Recently I’ve found that the more context you can get to an issue the easier it is to understand and debug and I also noticed that while we recorded a simple backtrace for queries in core when
SAVEQUERIES was defined we didn’t do a good job of presenting the data. Some function calls need more context that just the function name to be most useful – such as when running an action/filter it is useful to know the name and when requiring or including a file is useful to know the file name and some path context. This lead to the idea of refactoring the backtrace capture functionality out of WPDB and into a function that was improved to give proper calling syntax for functions in classes when called statically and was more obviously re-usable by plugins like the Debug Bar.
So today I have introduced
wp_debug_backtrace_summary( $ignore_class = null, $skip_frames = 0, $pretty = true ) for #19589. If you provide no arguments you will get back string containing the full trace of the code run up to the place where you call
wp_debug_backtrace_summary() – you won’t see the call to it in the trace as it always hides itself.
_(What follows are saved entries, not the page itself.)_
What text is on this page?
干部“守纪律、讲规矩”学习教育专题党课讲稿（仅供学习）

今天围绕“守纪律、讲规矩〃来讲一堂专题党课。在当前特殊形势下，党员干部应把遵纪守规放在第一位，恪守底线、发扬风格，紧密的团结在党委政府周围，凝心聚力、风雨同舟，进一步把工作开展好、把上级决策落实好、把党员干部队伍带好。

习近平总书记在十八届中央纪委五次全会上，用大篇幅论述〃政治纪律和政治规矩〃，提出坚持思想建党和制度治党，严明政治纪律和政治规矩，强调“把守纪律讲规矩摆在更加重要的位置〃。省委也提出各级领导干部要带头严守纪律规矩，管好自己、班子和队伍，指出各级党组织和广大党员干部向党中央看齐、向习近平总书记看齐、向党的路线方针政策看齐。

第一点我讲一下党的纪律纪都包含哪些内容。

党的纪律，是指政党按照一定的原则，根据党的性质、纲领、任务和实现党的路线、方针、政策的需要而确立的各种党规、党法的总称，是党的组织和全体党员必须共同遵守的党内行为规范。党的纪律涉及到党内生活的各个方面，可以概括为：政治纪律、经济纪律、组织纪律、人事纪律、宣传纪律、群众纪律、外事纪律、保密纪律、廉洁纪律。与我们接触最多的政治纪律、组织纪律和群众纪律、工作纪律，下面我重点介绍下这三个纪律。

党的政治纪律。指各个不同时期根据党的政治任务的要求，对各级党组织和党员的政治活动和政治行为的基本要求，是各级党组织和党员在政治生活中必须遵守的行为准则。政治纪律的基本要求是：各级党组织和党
The best way to see the difference and improvements is to look at how this improves the information in the development version of the Debug Bar (new release coming soon) so after the break I have included some before and after screenshots.
One of the things I suspect I will be doing a lot with this new function is dropping calls to
wp_debug_backtrace_summary() ); into code that I am trying to debug and work out how often and from where it is being called. In the past I’ve done this by using
print_r( debug_backtrace() ); which prints out a lot of information (some of which is pretty useful) and more recently I’ve been using
print_r( debug_backtrace( false ) ); so as to only fetch and print the stack traces.
Using this new function does mean I lose by using the access to line numbers and file names I had from the raw PHP functions but I find that with the file names in the require/include calls and the function name being called I can get to the code just as fast as before.
I hope you all put this new function to good use!